Researchers from Florida Atlantic University's College of Engineering and Computer Science have developed a rapid and reliable new method to continuously monitor sickle cell disease using a microfluidics-based electrical impedance sensor. Results of the study show that this novel technology can characterize the dynamic cell sickling and unsickling processes in sickle blood without the use of microscopic imaging or biochemical markers.
With this method, Sarah E. Du, Ph.D., senior author and an assistant professor in FAU's Department of Ocean and Mechanical Engineering, and co-authors from FAU's College of Engineering and Computer Science and the University of Miami, were able to characterize the rate of cell sickling and the percentage of sickled cells, which are important contributing factors of abnormal blood flow and sickle cell vaso-occlusion.
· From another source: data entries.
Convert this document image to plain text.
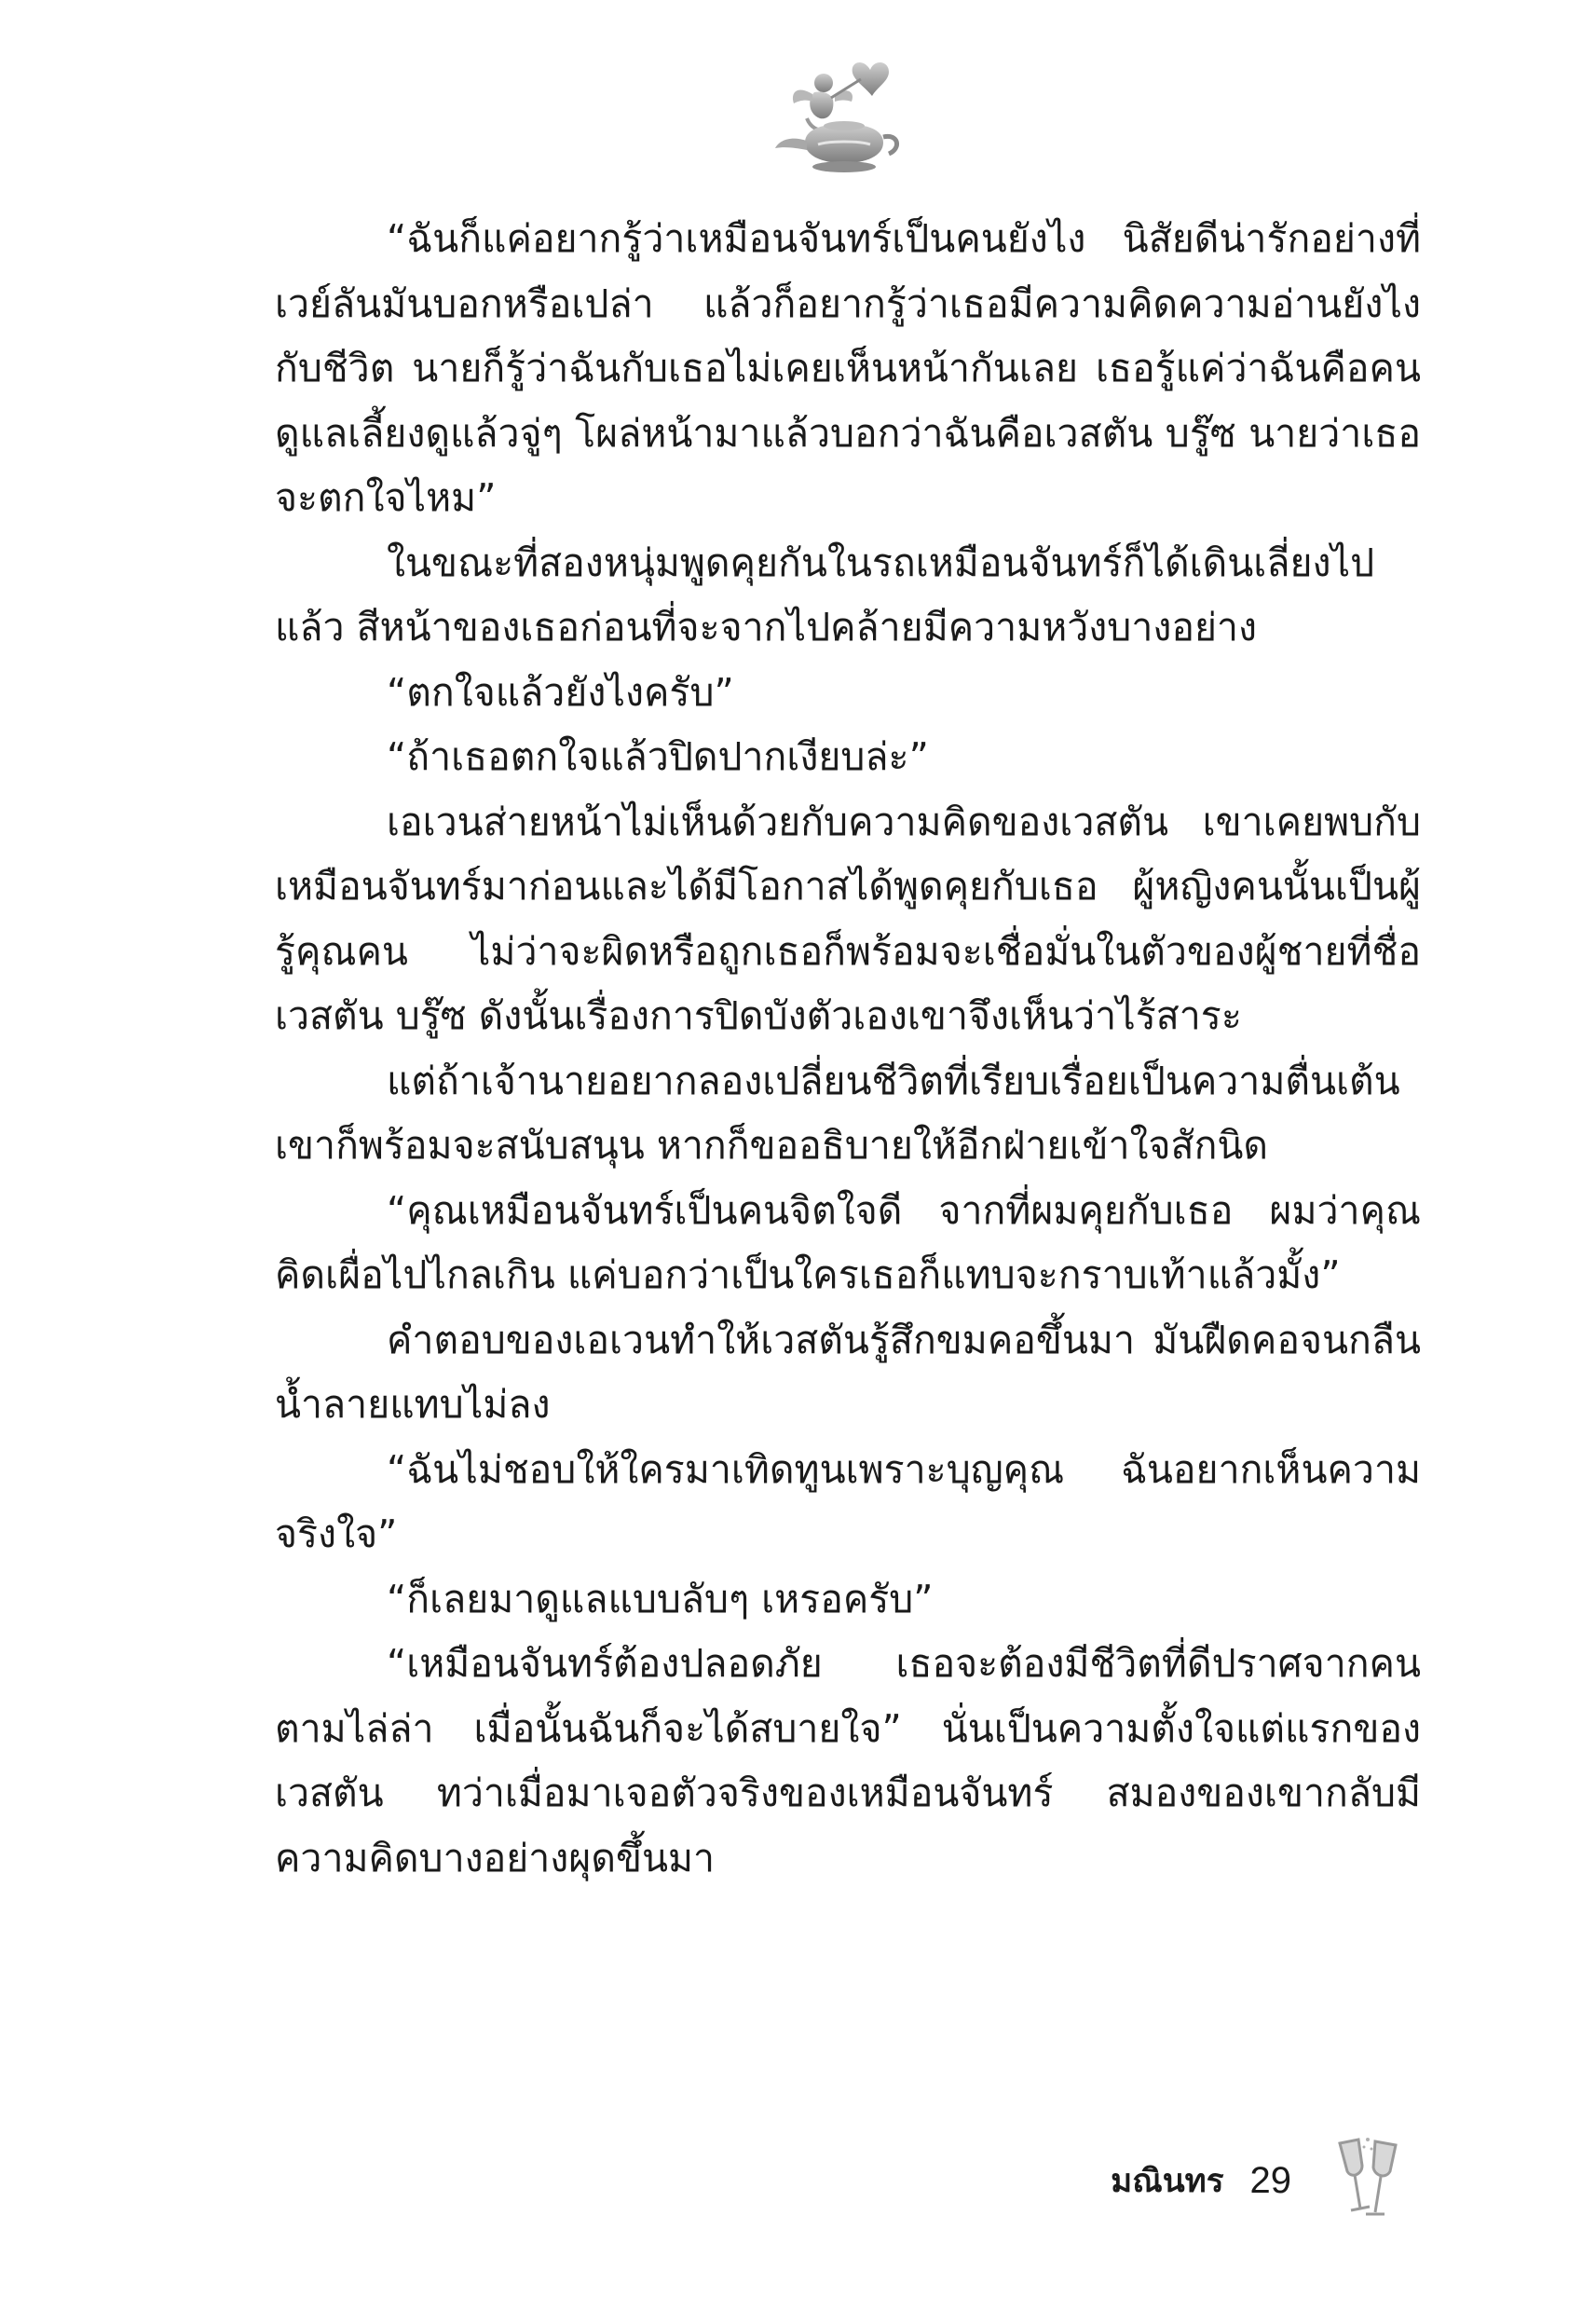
“ฉันก็แค่อยากรู้ว่าเหมือนจันทร์เป็นคนยังไง นิสัยดีน่ารักอย่างที่เวย์ลันมันบอกหรือเปล่า แล้วก็อยากรู้ว่าเธอมีความคิดความอ่านยังไงกับชีวิต นายก็รู้ว่าฉันกับเธอไม่เคยเห็นหน้ากันเลย เธอรู้แค่ว่าฉันคือคนดูแลเลี้ยงดูแล้วจู่ๆ โผล่หน้ามาแล้วบอกว่าฉันคือเวสตัน บรู๊ซ นายว่าเธอจะตกใจไหม”

ในขณะที่สองหนุ่มพูดคุยกันในรถเหมือนจันทร์ก็ได้เดินเลี่ยงไปแล้ว สีหน้าของเธอก่อนที่จะจากไปคล้ายมีความหวังบางอย่าง

“ตกใจแล้วยังไงครับ”

“ถ้าเธอตกใจแล้วปิดปากเงียบล่ะ”

เอเวนส่ายหน้าไม่เห็นด้วยกับความคิดของเวสตัน เขาเคยพบกับเหมือนจันทร์มาก่อนและได้มีโอกาสได้พูดคุยกับเธอ ผู้หญิงคนนั้นเป็นผู้รู้คุณคน ไม่ว่าจะผิดหรือถูกเธอก็พร้อมจะเชื่อมั่นในตัวของผู้ชายที่ชื่อเวสตัน บรู๊ซ ดังนั้นเรื่องการปิดบังตัวเองเขาจึงเห็นว่าไร้สาระ

แต่ถ้าเจ้านายอยากลองเปลี่ยนชีวิตที่เรียบเรื่อยเป็นความตื่นเต้นเขาก็พร้อมจะสนับสนุน หากก็ขออธิบายให้อีกฝ่ายเข้าใจสักนิด

“คุณเหมือนจันทร์เป็นคนจิตใจดี จากที่ผมคุยกับเธอ ผมว่าคุณคิดเผื่อไปไกลเกิน แค่บอกว่าเป็นใครเธอก็แทบจะกราบเท้าแล้วมั้ง”

คำตอบของเอเวนทำให้เวสตันรู้สึกขมคอขึ้นมา มันฝืดคอจนกลืนน้ำลายแทบไม่ลง

“ฉันไม่ชอบให้ใครมาเทิดทูนเพราะบุญคุณ ฉันอยากเห็นความจริงใจ”

“ก็เลยมาดูแลแบบลับๆ เหรอครับ”

“เหมือนจันทร์ต้องปลอดภัย เธอจะต้องมีชีวิตที่ดีปราศจากคนตามไล่ล่า เมื่อนั้นฉันก็จะได้สบายใจ” นั่นเป็นความตั้งใจแต่แรกของเวสตัน ทว่าเมื่อมาเจอตัวจริงของเหมือนจันทร์ สมองของเขากลับมีความคิดบางอย่างผุดขึ้นมา

มณินทร 29
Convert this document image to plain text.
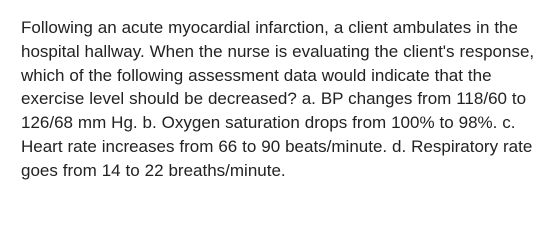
Following an acute myocardial infarction, a client ambulates in the hospital hallway. When the nurse is evaluating the client's response, which of the following assessment data would indicate that the exercise level should be decreased? a. BP changes from 118/60 to 126/68 mm Hg. b. Oxygen saturation drops from 100% to 98%. c. Heart rate increases from 66 to 90 beats/minute. d. Respiratory rate goes from 14 to 22 breaths/minute.
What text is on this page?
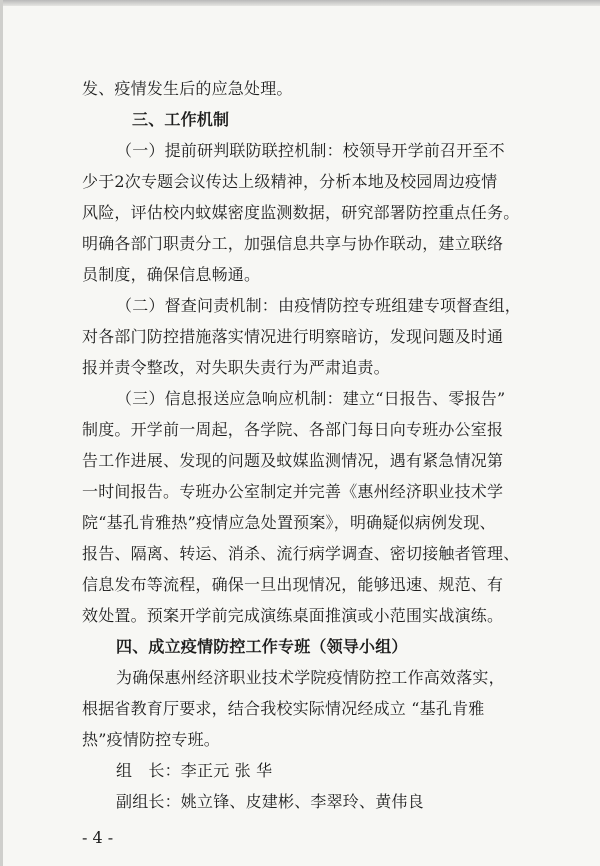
发、疫情发生后的应急处理。
三、工作机制
（一）提前研判联防联控机制：校领导开学前召开至不
少于2次专题会议传达上级精神，分析本地及校园周边疫情
风险，评估校内蚊媒密度监测数据，研究部署防控重点任务。
明确各部门职责分工，加强信息共享与协作联动，建立联络
员制度，确保信息畅通。
（二）督查问责机制：由疫情防控专班组建专项督查组，
对各部门防控措施落实情况进行明察暗访，发现问题及时通
报并责令整改，对失职失责行为严肃追责。
（三）信息报送应急响应机制：建立“日报告、零报告”
制度。开学前一周起，各学院、各部门每日向专班办公室报
告工作进展、发现的问题及蚊媒监测情况，遇有紧急情况第
一时间报告。专班办公室制定并完善《惠州经济职业技术学
院“基孔肯雅热”疫情应急处置预案》，明确疑似病例发现、
报告、隔离、转运、消杀、流行病学调查、密切接触者管理、
信息发布等流程，确保一旦出现情况，能够迅速、规范、有
效处置。预案开学前完成演练桌面推演或小范围实战演练。
四、成立疫情防控工作专班（领导小组）
为确保惠州经济职业技术学院疫情防控工作高效落实，
根据省教育厅要求，结合我校实际情况经成立 “基孔肯雅
热”疫情防控专班。
组　长：李正元 张 华
副组长：姚立锋、皮建彬、李翠玲、黄伟良
- 4 -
Vaso-occlusion causes acute pain in patients due to altered forms of hemoglobin.
"The combination of electrical impedance measurement and on-chip hypoxia control provides a promising method for rapid assessment of the dynamic processes of cell sickling and unsickling in patients with sickle cell disease," said Du. "In addition, electrical impedance measurement is naturally quantitative, real-time, and offers a convenience in direct or indirect contact with the samples of interest, allowing integrations to microfluidics platform and optical microscopy."
Findings from the study show that simultaneous microscopic imaging of morphological changes in the cell demonstrated the reliability and repeatability of the electrical impedance-based measurements of cell sickling and unsickling processes.
In the study, the researchers also established the correlations between the in vitro measurements and the patients' hematological parameters, such as the levels of sickle hemoglobin (HbS) and fetal hemoglobin (HbF). These findings show a potential clinical relevance because it serves as a proof-of-concept of electrical impedance as a label-free, biophysical marker of cell sickling events as well as a sensitive tool for probing the dynamic cellular and subcellular processes beyond the optical microscopy. The developed electrical impedance sensor may potentially be used for assessing vaso-occlusion risk, disease severity, and therapeutic treatment in sickle cell disease.